In most instances, personal injury cases will be settled out of court, meaning they never make it to trial. Handling the case outside of the courtroom and outside the hands of a jury tends to benefit both the defendant and the plaintiff.
Negotiations in Settling a Personal Injury Lawsuit
Once a personal injury claim has been filed, settlement discussions can begin.
This usually only takes place after the defense has had the opportunity to conduct their own investigation. Such an investigation might include getting important information through such means as depositions or interrogations. Insurance companies don’t often become involved in settlement negotiations before they have all the facts, either.

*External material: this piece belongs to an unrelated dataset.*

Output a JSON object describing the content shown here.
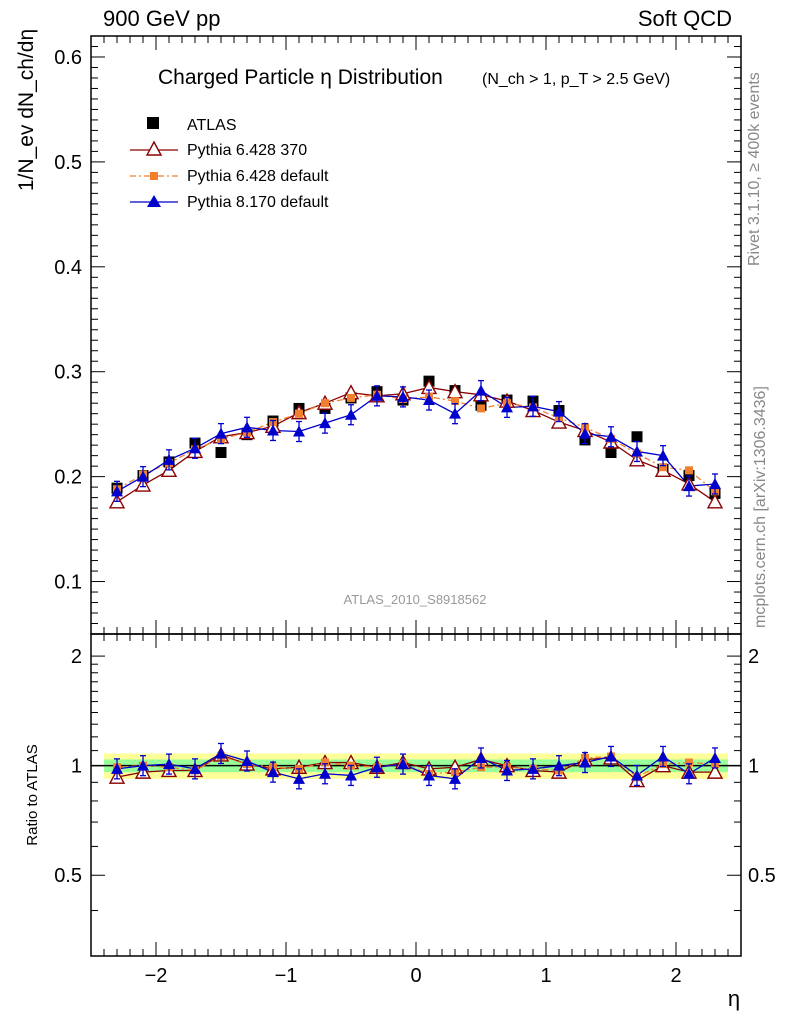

In more complex cases, the average defense attorney usually refuses to begin negotiating a settlement before the prosecution names the witnesses they plan on summoning to testify in court.
The reason for waiting for this information is that it allows the defense to determine whether or not the prosecution has adequately prepared for the trial at hand.

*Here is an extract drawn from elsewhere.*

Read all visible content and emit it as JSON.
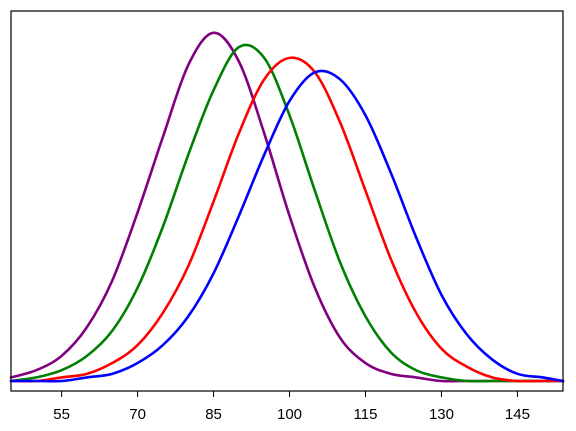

Sometimes, the defense moves to dismiss the case. In these instances, the defendant won’t mention any details regarding the settlement until after the court makes a determination about dismissal. If the court passes the motion for dismissal, the case is over. But if the court denies it, both parties can begin negotiating a settlement.
Of course, all cases are unique, and at times, the defendant’s lawyer may be willing to discuss settlement options while the court is still considering the motion to dismiss the case.
During settlement negotiations, the insurance company and the defense tend to be at an advantage. The settlement will come out of their pockets. In the event they are not willing to sit down and speak seriously about the terms of a settlement, there’s not much the plaintiff and his or her attorney can do to advance the negotiations.
For smaller cases, it’s not uncommon for one lawyer to simply call the other and begin speaking about a settlement. When appropriate, the plaintiff’s lawyer can choose to craft what’s known as a demand letter. The defendant’s lawyer can then respond by crafting a counteroffer of their own. As an alternative, the defense has the option to ignore the demand if it doesn’t please them. When they do decide to make a counteroffer, however, then settlement talks can begin. If both sides cannot come to an agreement, they may choose to go to mediation.
Mediation in Settling a Personal Injury Lawsuit
Mediation is common practice in larger cases. Some courts require that both parties attend mediation and make an effort to settle the case before going to court. Mediation involves a private mediator and perhaps a judge who is not involved with the case in question. The mediator makes an effort to create a mutual agreement between both parties, and this process works out more often than not.